- On 23rd March the Fed announced a policy of unlimited QE.
- The S&P 500 has rallied 28% since.
- Technical resistance looms as Q1 reporting begins
On 23rd March the Federal Reserve announced that it would buy an unlimited amount of Treasury’s and mortgage-backed securities to support the financial market. In addition several new lending programs amounting to $300bn to support companies during the shutdown were also announced. To this end, the Fed’s balance sheet has grown in excess of $6tn. This is clearly seen in the Fed’s total asset series below, which shows an unprecedented parabolic rise.
The Fed’s liquidity injection has provided tremendous support for the market. It has appreciated by 28% off of the March lows:
We note, that Q1 earnings season kicked off yesterday. JPMorgan’s profit was well below analysts’ expectations, reporting 78cps against the $1.84 estimate. The company also added a $6.8 billion loan loss provision – the biggest in a decade. I.e. the bank expects a surge in defaults across its lending business. Another bank, Wells Fargo reported a profit of just 1cps against expectations of 33cps. Wells has also built up a massive provision, noting a $3.1bn reserve fund.
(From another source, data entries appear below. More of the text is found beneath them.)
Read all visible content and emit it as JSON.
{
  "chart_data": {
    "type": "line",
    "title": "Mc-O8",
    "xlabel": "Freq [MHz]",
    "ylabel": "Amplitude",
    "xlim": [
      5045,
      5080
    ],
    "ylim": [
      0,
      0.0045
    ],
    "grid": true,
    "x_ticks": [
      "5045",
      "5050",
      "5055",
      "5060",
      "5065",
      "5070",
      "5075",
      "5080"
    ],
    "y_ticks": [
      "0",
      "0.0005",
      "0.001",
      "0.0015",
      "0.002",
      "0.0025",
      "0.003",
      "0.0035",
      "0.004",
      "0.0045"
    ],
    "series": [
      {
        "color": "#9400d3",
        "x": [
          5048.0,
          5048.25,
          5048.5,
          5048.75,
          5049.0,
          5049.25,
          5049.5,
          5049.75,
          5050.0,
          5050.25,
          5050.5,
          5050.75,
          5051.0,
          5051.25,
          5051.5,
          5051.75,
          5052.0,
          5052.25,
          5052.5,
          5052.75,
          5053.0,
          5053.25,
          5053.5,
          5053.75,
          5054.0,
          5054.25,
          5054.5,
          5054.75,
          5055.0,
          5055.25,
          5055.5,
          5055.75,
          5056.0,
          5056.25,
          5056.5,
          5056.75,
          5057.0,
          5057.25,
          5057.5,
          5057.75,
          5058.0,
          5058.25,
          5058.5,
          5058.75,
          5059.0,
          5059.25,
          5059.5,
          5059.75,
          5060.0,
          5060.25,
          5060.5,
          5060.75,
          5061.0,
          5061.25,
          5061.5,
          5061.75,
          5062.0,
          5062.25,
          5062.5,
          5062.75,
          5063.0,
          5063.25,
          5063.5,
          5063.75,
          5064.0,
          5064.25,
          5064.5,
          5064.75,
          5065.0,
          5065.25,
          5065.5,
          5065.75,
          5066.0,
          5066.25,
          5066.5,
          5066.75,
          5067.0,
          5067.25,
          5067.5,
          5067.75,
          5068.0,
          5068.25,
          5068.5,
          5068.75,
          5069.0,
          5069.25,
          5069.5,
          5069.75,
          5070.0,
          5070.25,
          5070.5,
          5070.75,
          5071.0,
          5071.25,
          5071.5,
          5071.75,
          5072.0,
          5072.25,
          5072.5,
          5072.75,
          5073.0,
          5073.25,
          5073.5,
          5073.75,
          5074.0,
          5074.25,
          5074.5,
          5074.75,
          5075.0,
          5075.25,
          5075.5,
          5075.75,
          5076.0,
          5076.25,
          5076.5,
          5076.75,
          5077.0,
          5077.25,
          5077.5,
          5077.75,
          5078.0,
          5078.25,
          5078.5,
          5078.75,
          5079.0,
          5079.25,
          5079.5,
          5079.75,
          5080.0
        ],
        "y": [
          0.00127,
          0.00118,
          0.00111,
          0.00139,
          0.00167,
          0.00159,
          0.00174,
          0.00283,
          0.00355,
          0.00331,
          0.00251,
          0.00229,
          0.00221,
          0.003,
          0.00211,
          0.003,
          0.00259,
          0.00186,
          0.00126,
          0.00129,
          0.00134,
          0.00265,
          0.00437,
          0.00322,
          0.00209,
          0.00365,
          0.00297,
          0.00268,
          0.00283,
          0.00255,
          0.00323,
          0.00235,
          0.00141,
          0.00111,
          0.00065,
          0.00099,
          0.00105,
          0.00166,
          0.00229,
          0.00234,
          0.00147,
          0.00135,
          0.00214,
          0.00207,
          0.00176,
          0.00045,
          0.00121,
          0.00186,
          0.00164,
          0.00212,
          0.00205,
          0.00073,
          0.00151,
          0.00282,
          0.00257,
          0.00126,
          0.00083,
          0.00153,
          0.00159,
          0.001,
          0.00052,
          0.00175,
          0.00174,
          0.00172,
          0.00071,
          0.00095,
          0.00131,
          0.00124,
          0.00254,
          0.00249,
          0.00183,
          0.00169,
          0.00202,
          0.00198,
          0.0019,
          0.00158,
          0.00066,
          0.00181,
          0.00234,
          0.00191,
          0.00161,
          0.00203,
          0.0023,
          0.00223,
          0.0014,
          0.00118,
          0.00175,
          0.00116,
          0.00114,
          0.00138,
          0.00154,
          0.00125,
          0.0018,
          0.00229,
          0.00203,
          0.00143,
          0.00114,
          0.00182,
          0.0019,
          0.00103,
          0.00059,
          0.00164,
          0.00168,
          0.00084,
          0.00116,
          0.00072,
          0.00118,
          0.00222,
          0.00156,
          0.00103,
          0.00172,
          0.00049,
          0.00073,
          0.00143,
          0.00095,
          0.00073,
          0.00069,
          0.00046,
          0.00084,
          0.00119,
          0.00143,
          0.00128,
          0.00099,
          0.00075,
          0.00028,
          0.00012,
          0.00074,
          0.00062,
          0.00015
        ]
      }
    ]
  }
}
Q1 earnings will be lower than forecasts, which is likely to impact on future cash flows. These in turn values equities lower. The question is if this has already been discounted into current prices?
The second stage of a bear market has declining earnings and a lower peak followed by a lower trough. In the S&P 500 chart above, resistance is at the 50-61.8% Fibonacci levels, which overlaps with the red 50-day moving average. This is an area that short-sellers may target. In other words, if these levels hold and price drops below the green up-sloping trendline, the market may decline significantly.
Right now there is a “war of attrition.” The market is deciding if “cash is king” going into Q1 earnings’ season, with results reflecting the shutdown and economic damage cause by the Coronavirus epidemic; or if the Fed’s QE is enough support to keep the markets functioning smoothly, with the aim for an effective transmission of monetary policy.